OS X for Intel would change the PC landscape like no other operating system has or could. Apple should open-source their operating system, port Openoffice.org to Aqua and bundle it for Intel PC’s.
Why? OS X is a stable and secure platform and offers the proprietary multi-media applications lacking in Linux. Reports of OS X for Intel indicate it performs well, has a great interface and provides a better overall experience than Windows. Some say the experience is vastly improved.
With Microsoft Vista barrowing heavily from the OS X look and feel, why wouldn’t someone want the original? Apple could do a number of things with Aqua. Keep it proprietary and sell it, if you must. Or open it up and let the open source development community give users lots of great applications.
Sell Aqua for Linux and people would buy it in droves. Make a media player for it and you will sell that too. You have nothing but revenue looking you in the eyes.
Apple could continue to bundle OS X with their hardware and they would increase their hardware sales. Continue to offer high-end hardware solutions and Apple won’t be able to keep up with demand. People will consider the value of OS X and purchase Apple hardware justifying the premium with the $300 software savings and the value of higher end hardware.
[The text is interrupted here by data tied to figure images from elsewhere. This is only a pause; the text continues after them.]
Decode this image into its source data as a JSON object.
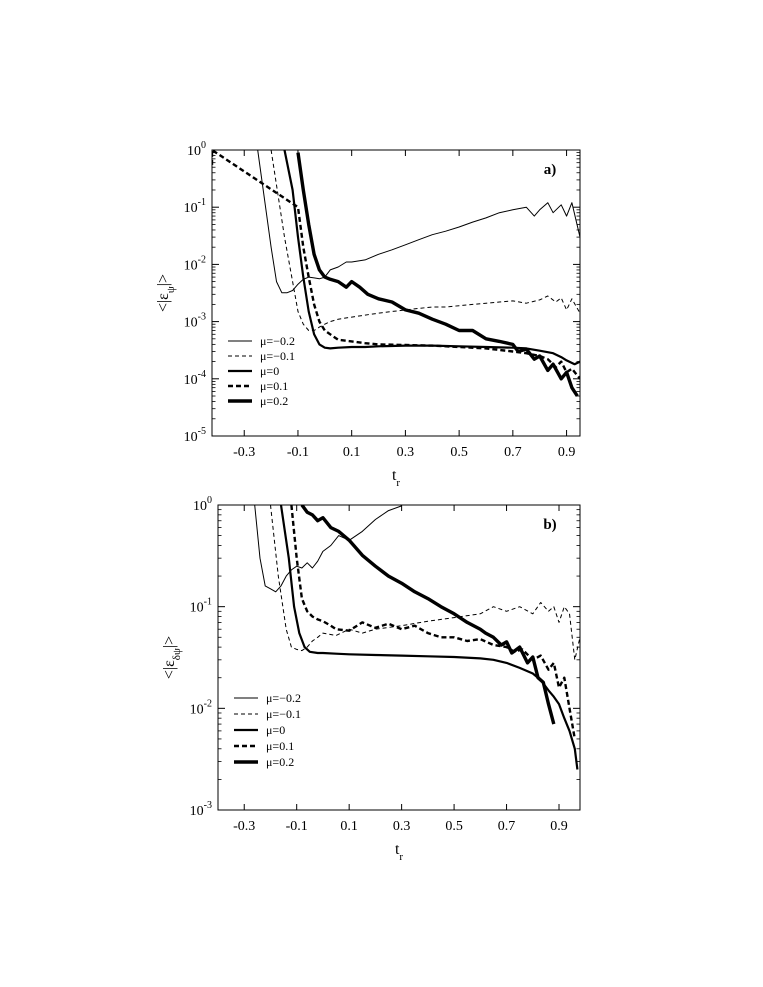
{
  "chart_data": [
    {
      "type": "line",
      "panel_label": "a)",
      "xlabel": "t",
      "xlabel_sub": "r",
      "ylabel": "<|ε",
      "ylabel_sub": "ψ",
      "ylabel_end": "|>",
      "yscale": "log",
      "xlim": [
        -0.42,
        0.95
      ],
      "ylim": [
        1e-05,
        1
      ],
      "xticks": [
        -0.3,
        -0.1,
        0.1,
        0.3,
        0.5,
        0.7,
        0.9
      ],
      "xtick_labels": [
        "-0.3",
        "-0.1",
        "0.1",
        "0.3",
        "0.5",
        "0.7",
        "0.9"
      ],
      "yticks": [
        1e-05,
        0.0001,
        0.001,
        0.01,
        0.1,
        1
      ],
      "ytick_mantissa": [
        "10",
        "10",
        "10",
        "10",
        "10",
        "10"
      ],
      "ytick_exponent": [
        "-5",
        "-4",
        "-3",
        "-2",
        "-1",
        "0"
      ],
      "legend_position": "bottom-left",
      "series": [
        {
          "name": "μ=−0.2",
          "style": "thin-solid",
          "x": [
            -0.25,
            -0.2,
            -0.18,
            -0.16,
            -0.14,
            -0.12,
            -0.1,
            -0.08,
            -0.06,
            -0.04,
            -0.02,
            0.0,
            0.02,
            0.05,
            0.08,
            0.1,
            0.15,
            0.2,
            0.25,
            0.3,
            0.35,
            0.4,
            0.45,
            0.5,
            0.55,
            0.6,
            0.65,
            0.7,
            0.75,
            0.78,
            0.8,
            0.83,
            0.85,
            0.88,
            0.9,
            0.92,
            0.95
          ],
          "y": [
            1.0,
            0.02,
            0.005,
            0.0032,
            0.0032,
            0.0035,
            0.0045,
            0.0055,
            0.006,
            0.0058,
            0.0056,
            0.006,
            0.008,
            0.009,
            0.011,
            0.011,
            0.012,
            0.015,
            0.018,
            0.022,
            0.027,
            0.033,
            0.038,
            0.045,
            0.055,
            0.065,
            0.08,
            0.09,
            0.1,
            0.07,
            0.09,
            0.12,
            0.08,
            0.11,
            0.07,
            0.12,
            0.03
          ]
        },
        {
          "name": "μ=−0.1",
          "style": "thin-dashed",
          "x": [
            -0.2,
            -0.15,
            -0.12,
            -0.1,
            -0.08,
            -0.06,
            -0.04,
            -0.02,
            0.0,
            0.02,
            0.05,
            0.1,
            0.15,
            0.2,
            0.25,
            0.3,
            0.35,
            0.4,
            0.45,
            0.5,
            0.55,
            0.6,
            0.65,
            0.7,
            0.75,
            0.8,
            0.83,
            0.86,
            0.88,
            0.9,
            0.92,
            0.95
          ],
          "y": [
            1.0,
            0.03,
            0.005,
            0.0015,
            0.0009,
            0.0007,
            0.0007,
            0.0008,
            0.0009,
            0.001,
            0.0011,
            0.0012,
            0.0013,
            0.0014,
            0.0015,
            0.0016,
            0.0017,
            0.0018,
            0.0018,
            0.0019,
            0.002,
            0.0021,
            0.0022,
            0.0023,
            0.0021,
            0.0024,
            0.0028,
            0.0022,
            0.0026,
            0.0016,
            0.0025,
            0.0014
          ]
        },
        {
          "name": "μ=0",
          "style": "medium-solid",
          "x": [
            -0.15,
            -0.12,
            -0.1,
            -0.08,
            -0.06,
            -0.04,
            -0.02,
            0.0,
            0.02,
            0.05,
            0.1,
            0.15,
            0.2,
            0.3,
            0.4,
            0.5,
            0.6,
            0.7,
            0.75,
            0.8,
            0.85,
            0.88,
            0.9,
            0.93,
            0.95
          ],
          "y": [
            1.0,
            0.2,
            0.03,
            0.006,
            0.0015,
            0.0006,
            0.0004,
            0.00035,
            0.00034,
            0.00035,
            0.00036,
            0.00036,
            0.00037,
            0.00038,
            0.00038,
            0.00037,
            0.00036,
            0.00035,
            0.00034,
            0.00031,
            0.00028,
            0.00024,
            0.00021,
            0.00018,
            0.0002
          ]
        },
        {
          "name": "μ=0.1",
          "style": "medium-dashed",
          "x": [
            -0.42,
            -0.42,
            -0.1,
            -0.08,
            -0.06,
            -0.04,
            -0.02,
            0.0,
            0.02,
            0.05,
            0.1,
            0.15,
            0.2,
            0.3,
            0.4,
            0.5,
            0.6,
            0.7,
            0.75,
            0.8,
            0.83,
            0.86,
            0.88,
            0.9,
            0.92,
            0.95
          ],
          "y": [
            0.55,
            1.0,
            0.1,
            0.02,
            0.006,
            0.002,
            0.001,
            0.0007,
            0.0006,
            0.00048,
            0.00045,
            0.00042,
            0.0004,
            0.00039,
            0.00038,
            0.00036,
            0.00034,
            0.0003,
            0.00028,
            0.00025,
            0.00022,
            0.00016,
            0.0002,
            0.00013,
            0.00015,
            0.0001
          ]
        },
        {
          "name": "μ=0.2",
          "style": "thick-solid",
          "x": [
            -0.1,
            -0.08,
            -0.06,
            -0.04,
            -0.02,
            0.0,
            0.02,
            0.05,
            0.08,
            0.1,
            0.13,
            0.16,
            0.2,
            0.25,
            0.3,
            0.35,
            0.4,
            0.45,
            0.5,
            0.55,
            0.6,
            0.65,
            0.7,
            0.72,
            0.75,
            0.78,
            0.8,
            0.83,
            0.85,
            0.88,
            0.9,
            0.92,
            0.94
          ],
          "y": [
            0.9,
            0.2,
            0.05,
            0.015,
            0.008,
            0.006,
            0.0055,
            0.005,
            0.004,
            0.005,
            0.004,
            0.003,
            0.0025,
            0.0022,
            0.0016,
            0.0014,
            0.0011,
            0.0009,
            0.0007,
            0.0007,
            0.0005,
            0.00045,
            0.0004,
            0.0003,
            0.00033,
            0.00022,
            0.00025,
            0.00014,
            0.00018,
            0.0001,
            0.00013,
            7e-05,
            5e-05
          ]
        }
      ]
    },
    {
      "type": "line",
      "panel_label": "b)",
      "xlabel": "t",
      "xlabel_sub": "r",
      "ylabel": "<|ε",
      "ylabel_sub": "δψ",
      "ylabel_end": "|>",
      "yscale": "log",
      "xlim": [
        -0.4,
        0.98
      ],
      "ylim": [
        0.001,
        1
      ],
      "xticks": [
        -0.3,
        -0.1,
        0.1,
        0.3,
        0.5,
        0.7,
        0.9
      ],
      "xtick_labels": [
        "-0.3",
        "-0.1",
        "0.1",
        "0.3",
        "0.5",
        "0.7",
        "0.9"
      ],
      "yticks": [
        0.001,
        0.01,
        0.1,
        1
      ],
      "ytick_mantissa": [
        "10",
        "10",
        "10",
        "10"
      ],
      "ytick_exponent": [
        "-3",
        "-2",
        "-1",
        "0"
      ],
      "legend_position": "bottom-left",
      "series": [
        {
          "name": "μ=−0.2",
          "style": "thin-solid",
          "x": [
            -0.4,
            -0.4,
            -0.26,
            -0.24,
            -0.22,
            -0.2,
            -0.18,
            -0.16,
            -0.14,
            -0.12,
            -0.1,
            -0.08,
            -0.06,
            -0.04,
            -0.02,
            0.0,
            0.03,
            0.06,
            0.1,
            0.15,
            0.2,
            0.25,
            0.3
          ],
          "y": [
            0.35,
            1.0,
            1.0,
            0.3,
            0.16,
            0.15,
            0.14,
            0.16,
            0.2,
            0.23,
            0.25,
            0.24,
            0.27,
            0.24,
            0.28,
            0.35,
            0.4,
            0.5,
            0.45,
            0.55,
            0.72,
            0.88,
            0.98
          ]
        },
        {
          "name": "μ=−0.1",
          "style": "thin-dashed",
          "x": [
            -0.2,
            -0.17,
            -0.14,
            -0.12,
            -0.1,
            -0.08,
            -0.06,
            -0.04,
            -0.02,
            0.0,
            0.05,
            0.1,
            0.15,
            0.2,
            0.3,
            0.4,
            0.5,
            0.6,
            0.65,
            0.7,
            0.75,
            0.8,
            0.83,
            0.86,
            0.88,
            0.9,
            0.92,
            0.94,
            0.96,
            0.98
          ],
          "y": [
            1.0,
            0.2,
            0.06,
            0.04,
            0.038,
            0.037,
            0.04,
            0.046,
            0.05,
            0.055,
            0.052,
            0.06,
            0.055,
            0.06,
            0.065,
            0.072,
            0.078,
            0.085,
            0.1,
            0.09,
            0.1,
            0.085,
            0.11,
            0.09,
            0.1,
            0.07,
            0.1,
            0.085,
            0.03,
            0.05
          ]
        },
        {
          "name": "μ=0",
          "style": "medium-solid",
          "x": [
            -0.16,
            -0.13,
            -0.11,
            -0.09,
            -0.07,
            -0.05,
            -0.02,
            0.0,
            0.05,
            0.1,
            0.2,
            0.3,
            0.4,
            0.5,
            0.6,
            0.65,
            0.7,
            0.75,
            0.8,
            0.83,
            0.86,
            0.88,
            0.9,
            0.92,
            0.94,
            0.96,
            0.97
          ],
          "y": [
            1.0,
            0.3,
            0.1,
            0.055,
            0.04,
            0.036,
            0.035,
            0.035,
            0.0345,
            0.034,
            0.0335,
            0.033,
            0.0325,
            0.032,
            0.031,
            0.03,
            0.028,
            0.025,
            0.022,
            0.019,
            0.015,
            0.013,
            0.011,
            0.008,
            0.006,
            0.004,
            0.0025
          ]
        },
        {
          "name": "μ=0.1",
          "style": "medium-dashed",
          "x": [
            -0.12,
            -0.1,
            -0.08,
            -0.06,
            -0.04,
            -0.02,
            0.0,
            0.03,
            0.05,
            0.1,
            0.15,
            0.2,
            0.25,
            0.3,
            0.35,
            0.4,
            0.45,
            0.5,
            0.55,
            0.6,
            0.65,
            0.7,
            0.73,
            0.76,
            0.8,
            0.83,
            0.86,
            0.88,
            0.9,
            0.92,
            0.94,
            0.96
          ],
          "y": [
            1.0,
            0.3,
            0.12,
            0.09,
            0.08,
            0.075,
            0.072,
            0.065,
            0.06,
            0.058,
            0.07,
            0.062,
            0.068,
            0.06,
            0.065,
            0.055,
            0.05,
            0.05,
            0.046,
            0.048,
            0.042,
            0.04,
            0.036,
            0.038,
            0.03,
            0.033,
            0.024,
            0.028,
            0.016,
            0.02,
            0.01,
            0.005
          ]
        },
        {
          "name": "μ=0.2",
          "style": "thick-solid",
          "x": [
            -0.08,
            -0.06,
            -0.04,
            -0.02,
            0.0,
            0.03,
            0.06,
            0.1,
            0.15,
            0.2,
            0.25,
            0.3,
            0.35,
            0.4,
            0.45,
            0.5,
            0.55,
            0.6,
            0.62,
            0.65,
            0.68,
            0.7,
            0.72,
            0.75,
            0.78,
            0.8,
            0.82,
            0.84,
            0.86,
            0.88
          ],
          "y": [
            1.0,
            0.85,
            0.8,
            0.7,
            0.75,
            0.6,
            0.55,
            0.45,
            0.32,
            0.25,
            0.2,
            0.17,
            0.14,
            0.12,
            0.1,
            0.085,
            0.07,
            0.06,
            0.055,
            0.05,
            0.042,
            0.045,
            0.035,
            0.04,
            0.028,
            0.032,
            0.02,
            0.018,
            0.011,
            0.007
          ]
        }
      ]
    }
  ]
}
Make OEM deals that force the existing PC vendors to pay top prices for OS X. They’ll pay you simply because they cannot afford to pass up the opportunity they would lose otherwise.
Would I spend more money for a great Apple computer? I already have. I bought a Cube when OS X was in beta.
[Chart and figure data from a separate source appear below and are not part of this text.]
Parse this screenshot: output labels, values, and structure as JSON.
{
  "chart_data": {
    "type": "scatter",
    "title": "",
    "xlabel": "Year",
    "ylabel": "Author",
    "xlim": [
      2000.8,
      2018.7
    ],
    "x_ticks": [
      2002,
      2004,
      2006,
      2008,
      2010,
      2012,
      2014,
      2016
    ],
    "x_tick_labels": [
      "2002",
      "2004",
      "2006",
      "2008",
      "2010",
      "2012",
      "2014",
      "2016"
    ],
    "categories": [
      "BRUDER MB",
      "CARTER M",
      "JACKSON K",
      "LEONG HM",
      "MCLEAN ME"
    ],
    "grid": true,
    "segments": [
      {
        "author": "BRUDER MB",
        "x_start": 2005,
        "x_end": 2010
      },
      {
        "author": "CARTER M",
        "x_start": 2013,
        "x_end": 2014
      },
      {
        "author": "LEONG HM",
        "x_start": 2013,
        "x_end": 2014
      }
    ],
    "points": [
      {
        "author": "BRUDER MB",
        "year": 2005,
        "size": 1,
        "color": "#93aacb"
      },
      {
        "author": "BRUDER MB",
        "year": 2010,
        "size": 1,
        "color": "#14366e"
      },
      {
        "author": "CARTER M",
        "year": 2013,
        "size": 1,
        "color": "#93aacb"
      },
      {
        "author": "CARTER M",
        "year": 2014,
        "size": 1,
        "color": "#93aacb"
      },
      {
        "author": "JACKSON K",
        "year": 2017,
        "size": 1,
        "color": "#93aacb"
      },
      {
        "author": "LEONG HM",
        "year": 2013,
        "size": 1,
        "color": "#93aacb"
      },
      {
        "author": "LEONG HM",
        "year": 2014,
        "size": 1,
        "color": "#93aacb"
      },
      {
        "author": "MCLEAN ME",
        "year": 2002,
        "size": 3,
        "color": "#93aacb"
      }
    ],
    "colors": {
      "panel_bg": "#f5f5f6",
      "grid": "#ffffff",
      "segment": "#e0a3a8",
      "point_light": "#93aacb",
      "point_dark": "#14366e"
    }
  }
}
We wanted the Studio Monitor, keyboard and mouse, sound system and the designer looks. Oh, the Cube eventually died, but we kept everything else, connected it to an Intel Pentium 4 box and run SUSE 10 on that system. Give me OS X and I’ll install that without blinking.
My next purchase? A PowerBook with OS X. I’d then keep this IBM Thinkpad for emergencies and if I could, I’d dual book it with OS X and Linux.
What about Linux?
I would still run Linux where I could. I’d probably run it on Apple hardware. That’s correct, I would buy an Apple Server and run Linux on it as my web service platform. If Red Hat ported their RHEL 5 to the Apple platform, that would be my solution.
Linux developers would have a chance to make some money porting 17,000 packages to OS X, servicing them and selling them. Because, enterprises would move to Apple within a moment’s notice and without hesitation. Apple’s eco-system would grow and Apple would prosper like never before.
In spite of Apple’s proprietary stand, many Linux developers including Linus, have empathy for the Mac. Given the choice between an iBook and any Intel based Laptop, Apple usually wins. Given the opportunity to offer Apple, the channel would beg.
People use Windows begrudingly. They use Microsoft products because they have to use them. Give them an alternative and they switch.
Last week’s rejection of Steve Job’s offer to provide China with software for the MIT Children’s Notebook should have opened some eyes. Even with the superior interface and the special applications, China chose to stay with Linux. It makes one wonder why isn’t won’t riding the horse in the direction it’s going.
In the age of commodity hardware, Apple can adapt and win big.